Die steinerne Bibliothek

Die steinerne Bibliothek

Hallo liebe Leser, Hörer, Kreative, Verrückte, Einzelgänger, Musiker, Träumer, Wegbegleiter und Zauberwesen der ganzen Welt. Heute möchte ich, Fokus, euch auf eine Reise mitnehmen, welche mich in die Welt der Menschen führte. Auch möchte ich mich bei denen bedanken, die den Raum dafür schufen und mir die Möglichkeit gaben, meine Märchen-Sammlung bei ihnen gut aufgehoben zu wissen.

 In meinem Zuhause, dem Drachenfels, liegt meine wunderschöne Höhle.  Viele Jahrhunderte widmete ich der Gestaltung meines Reiches, damit sich auch andere Geschöpfe darin wohl und geborgen fühlen. Ein Mal in der Woche halte ich in meiner Höhle Lesungen für Groß und Klein ab. Viele Stunden haben wir schon gemütlich beisammen gesessen, um gemeinsam Märchen zu lesen und nachzuspielen. Viele Wesen halfen mir im Laufe der Jahre, neue Werke aus aller Herren Länder in meine steinerne Bibliothek zu bringen. Leider mussten wir nun feststellen, dass der Platz nicht mehr ausreicht. So begaben meine Helferlein und ich uns auf den Weg, um einen neuen Lagerraum für die gebundenen Meisterwerke zu finden.

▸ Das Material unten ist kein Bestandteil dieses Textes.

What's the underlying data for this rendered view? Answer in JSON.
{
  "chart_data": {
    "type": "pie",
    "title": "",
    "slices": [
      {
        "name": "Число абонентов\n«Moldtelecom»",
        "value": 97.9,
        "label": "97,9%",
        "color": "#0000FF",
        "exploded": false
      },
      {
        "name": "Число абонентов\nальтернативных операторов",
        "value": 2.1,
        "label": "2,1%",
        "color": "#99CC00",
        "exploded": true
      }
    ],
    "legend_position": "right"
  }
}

Ob in Stein gemeißelt, in Leder gebunden oder in Rinde graviert: die Bücher brauchen viel Platz. Das erkannte auch Gustav, unser frecher Bewohner aus Bär-Lin. Er brachte mich an einen magischen Ort in der Menschenwelt.

„Fokus, ich hab da was für dich. Die Menschen haben etwas erschaffen, von dem sie selbst nicht wissen, wann sie es nutzen können. Ich habe hier und da ausgeholfen. Was hältst du davon, wenn wir uns das in Ruhe ansehen?“, war seine Idee. Interessiert willigte ich ein und ließ ihn auf meinem Rücken Platz nehmen, um mich gemeinsam mit ihm auf die Reise zu begeben.

„Wohin fliegen wir denn überhaupt? Du weißt, dass mir auf Langstrecken schlecht wird?“, fragte ich Gustav.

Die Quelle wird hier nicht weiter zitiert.